Security news weekly round-up - 30th January 2026
Source: Dev.to
In the context of cybersecurity, there are two types of developers. The first type builds applications that keep users safe, while the other creates applications to harm or steal something of value from users. It’s a never‑ending race.
As an end user, it’s your duty to stay informed. Reading the right thing at the right time might be what you need to stop an attack against yourself or your organization.
‘Stanley’ Malware Toolkit Enables Phishing via Website Spoofing
Read the full article on SecurityWeek
The real threat of this malware toolkit: you can see the legitimate website URL in the web browser address bar and you are still on a phishing page! Wild, if you say.
Drowning in spam or scam emails? Here’s probably why
Read the full article on WeLiveSecurity
“Spammers don’t just source their email lists from large‑scale data breaches. Some of them get hold of these details by using bots to scrape public‑facing websites like social media platforms. Bad bot traffic accounts for 37 % of all internet traffic. If your details were in the public domain, they may have been caught up in such a campaign.”
The article lists possible causes of the increase in spam, what to do, and what not to do in the future.
WhatsApp Rolls Out Lockdown‑Style Security Mode to Protect Targeted Users From Spyware
Read the full article on The Hacker News
If you work in a sensitive industry or believe you could be a target of a cyber attack via WhatsApp, this setting is for you.
How it works:
The lockdown‑style feature bolsters your security on WhatsApp with just a few taps by locking your account to the most restrictive settings—automatically blocking attachments and media from unknown senders, silencing calls from people you don’t know, and restricting other settings that may limit how the app works.
Apple’s New iPhone and iPad Security Feature Limits Cell Networks from Collecting Precise Location Data
Read the full article on TechCrunch
Apple continues to protect its users’ privacy with a new feature that, when enabled, limits the precision of location data that iPhones and cellular‑enabled iPads share with the carrier. Instead of a street address, the device shares a less‑precise location such as the general neighborhood, helping to protect the owner’s privacy.
LLMs Hijacked, Monetized in ‘Operation Bizarre Bazaar’
Read the full article on SecurityWeek
With the popularity of LLM‑powered chatbots, agents, and MCP servers, this development is unsurprising.

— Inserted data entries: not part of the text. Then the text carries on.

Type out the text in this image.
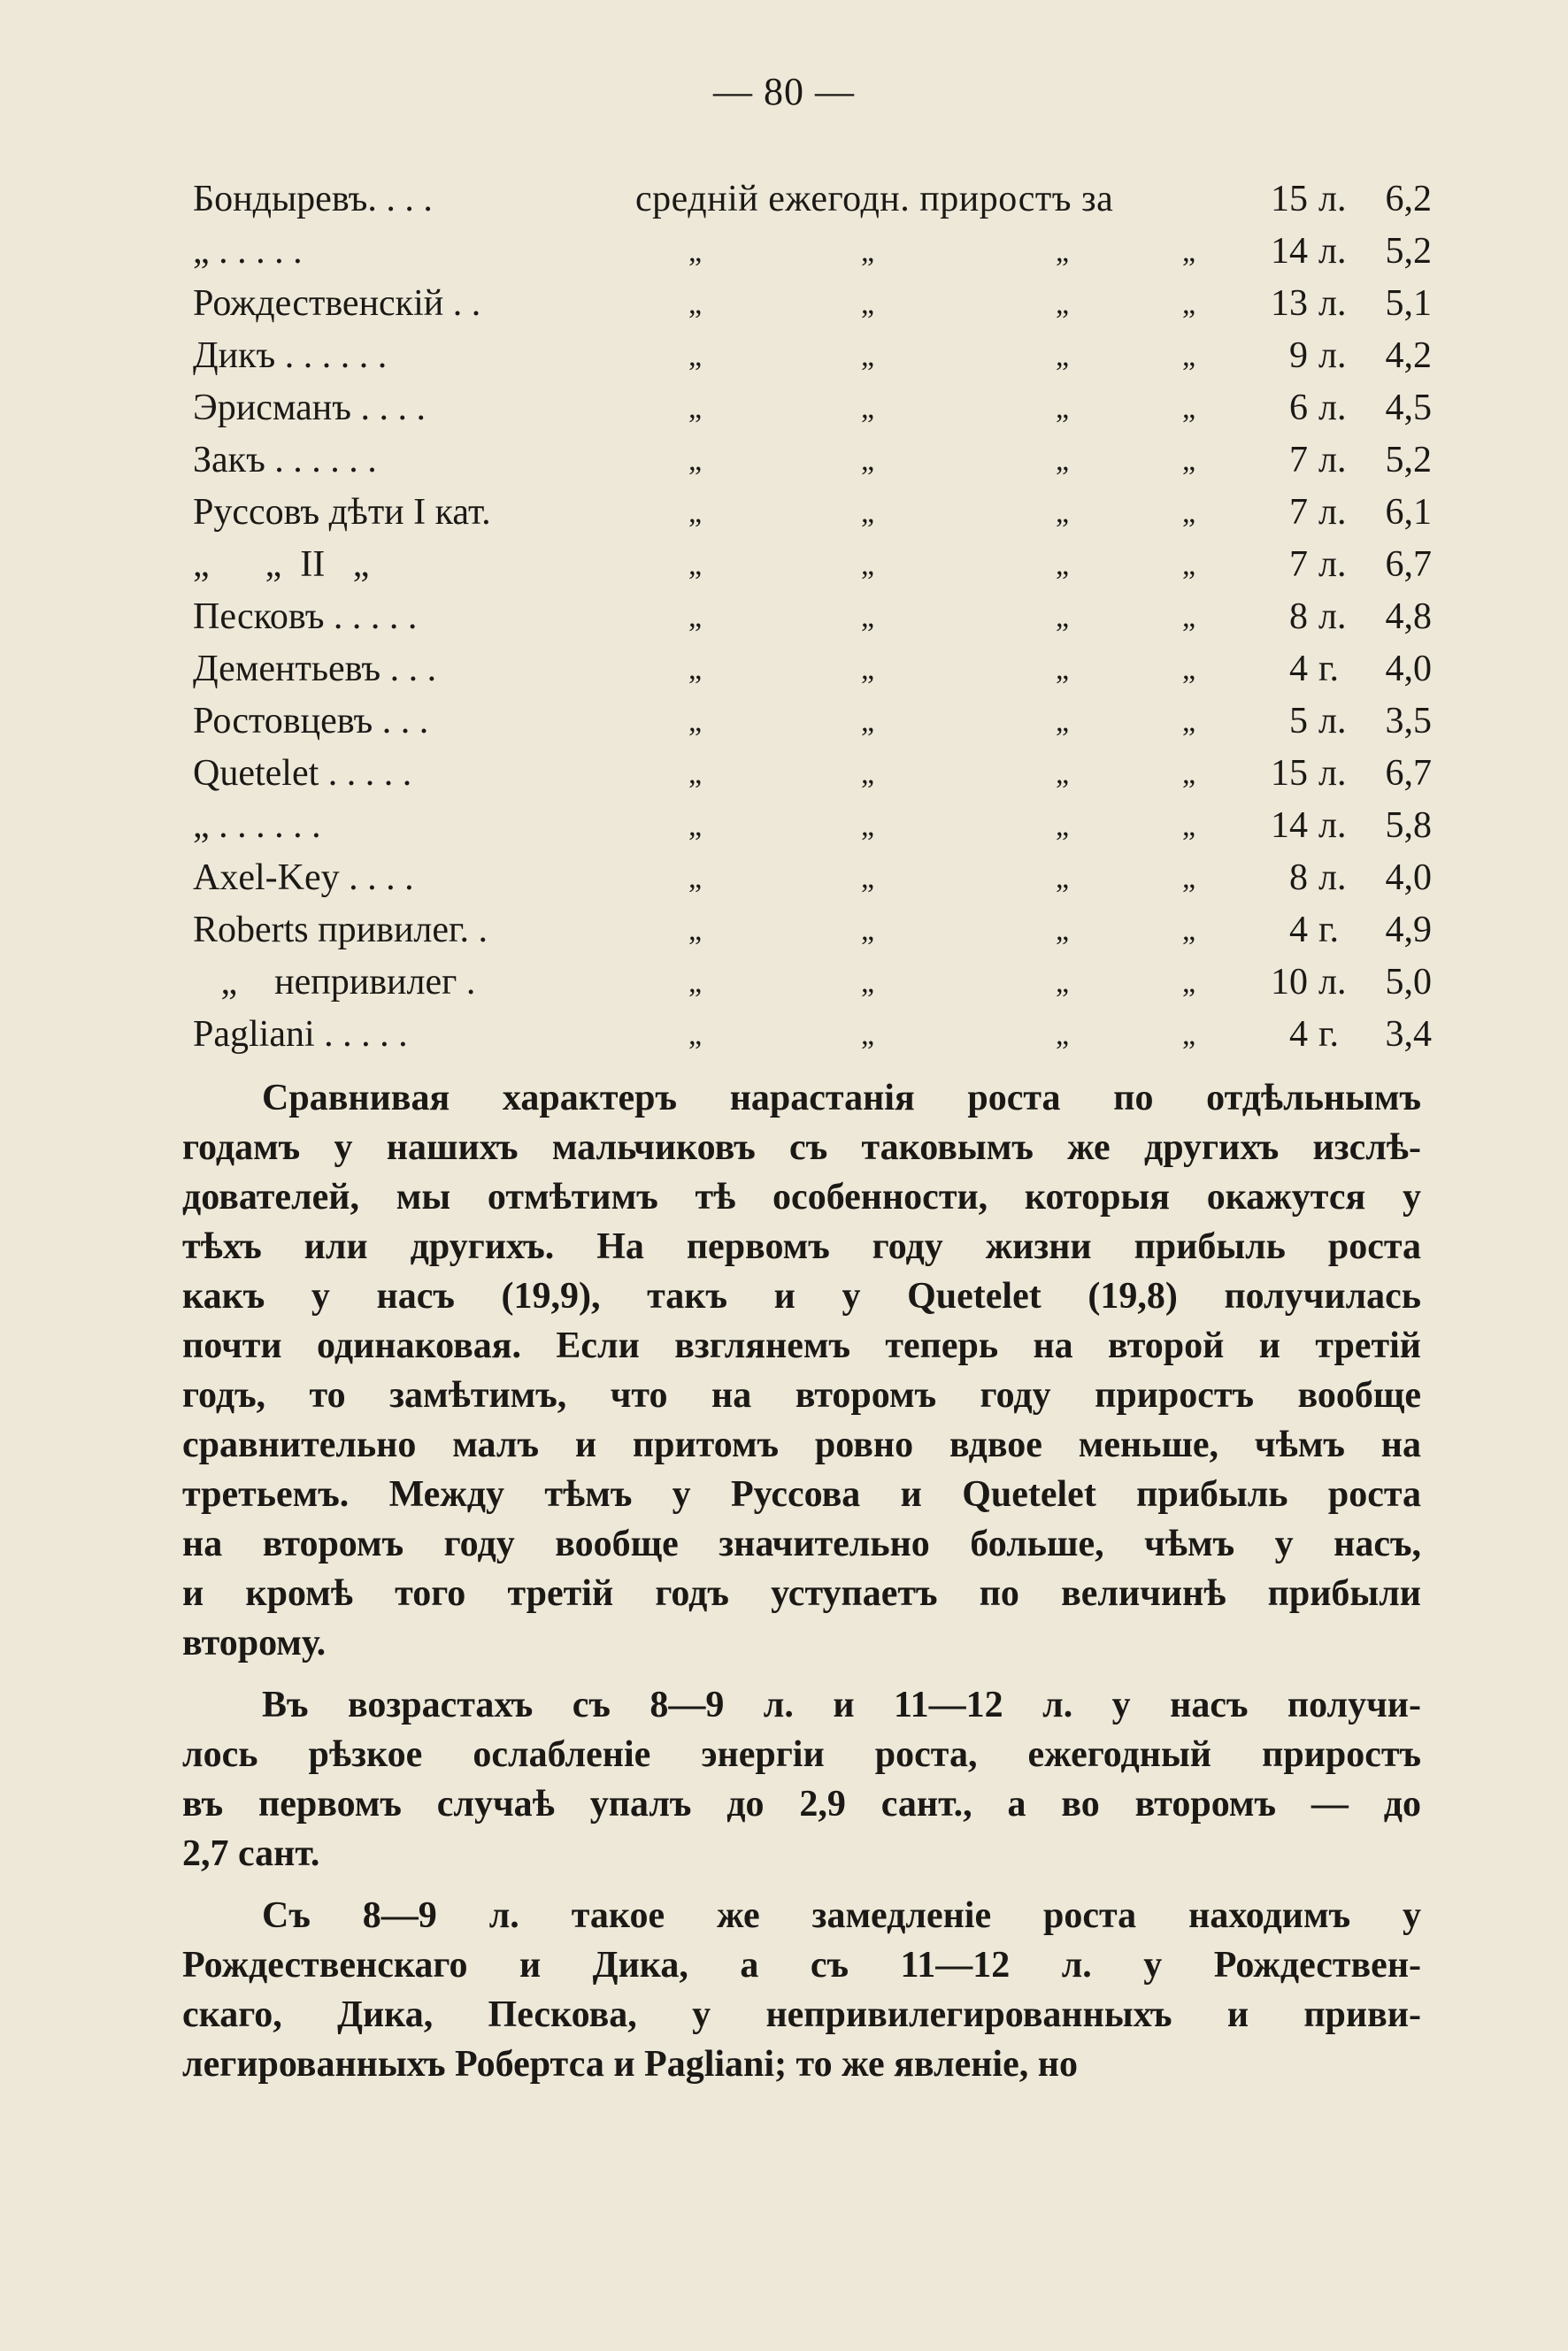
— 80 —
Бондыревъ. . . .	средній ежегодн. приростъ за	15 л. 6,2
„ . . . . .	„	„	„	„	14 л. 5,2
Рождественскій . .	„	„	„	„	13 л. 5,1
Дикъ . . . . . .	„	„	„	„	9 л. 4,2
Эрисманъ . . . .	„	„	„	„	6 л. 4,5
Закъ . . . . . .	„	„	„	„	7 л. 5,2
Руссовъ дѣти I кат.	„	„	„	„	7 л. 6,1
„      „  II   „	„	„	„	„	7 л. 6,7
Песковъ . . . . .	„	„	„	„	8 л. 4,8
Дементьевъ . . .	„	„	„	„	4 г. 4,0
Ростовцевъ . . .	„	„	„	„	5 л. 3,5
Quetelet . . . . .	„	„	„	„	15 л. 6,7
„ . . . . . .	„	„	„	„	14 л. 5,8
Axel-Key . . . .	„	„	„	„	8 л. 4,0
Roberts привилег. .	„	„	„	„	4 г. 4,9
„    непривилег .	„	„	„	„	10 л. 5,0
Pagliani . . . . .	„	„	„	„	4 г. 3,4

Сравнивая характеръ нарастанія роста по отдѣльнымъ
годамъ у нашихъ мальчиковъ съ таковымъ же другихъ изслѣ-
дователей, мы отмѣтимъ тѣ особенности, которыя окажутся у
тѣхъ или другихъ. На первомъ году жизни прибыль роста
какъ у насъ (19,9), такъ и у Quetelet (19,8) получилась
почти одинаковая. Если взглянемъ теперь на второй и третій
годъ, то замѣтимъ, что на второмъ году приростъ вообще
сравнительно малъ и притомъ ровно вдвое меньше, чѣмъ на
третьемъ. Между тѣмъ у Руссова и Quetelet прибыль роста
на второмъ году вообще значительно больше, чѣмъ у насъ,
и кромѣ того третій годъ уступаетъ по величинѣ прибыли
второму.

Въ возрастахъ съ 8—9 л. и 11—12 л. у насъ получи-
лось рѣзкое ослабленіе энергіи роста, ежегодный приростъ
въ первомъ случаѣ упалъ до 2,9 сант., а во второмъ — до
2,7 сант.

Съ 8—9 л. такое же замедленіе роста находимъ у
Рождественскаго и Дика, а съ 11—12 л. у Рождествен-
скаго, Дика, Пескова, у непривилегированныхъ и приви-
легированныхъ Робертса и Pagliani; то же явленіе, но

The issue concerns self‑hosted LLM infrastructure with inadequate security, not cloud services like ChatGPT or Claude.
“Exploited systems include Ollama instances on port 11434 without authentication, web‑exposed OpenAI‑compatible APIs on port 8000, exposed MCP servers with no access control, development environments with public IPs, and production chatbots that lack authentication or rate limits.”
The operation is run by a threat actor using the moniker Hecker, also known as Sakuya and LiveGamer101.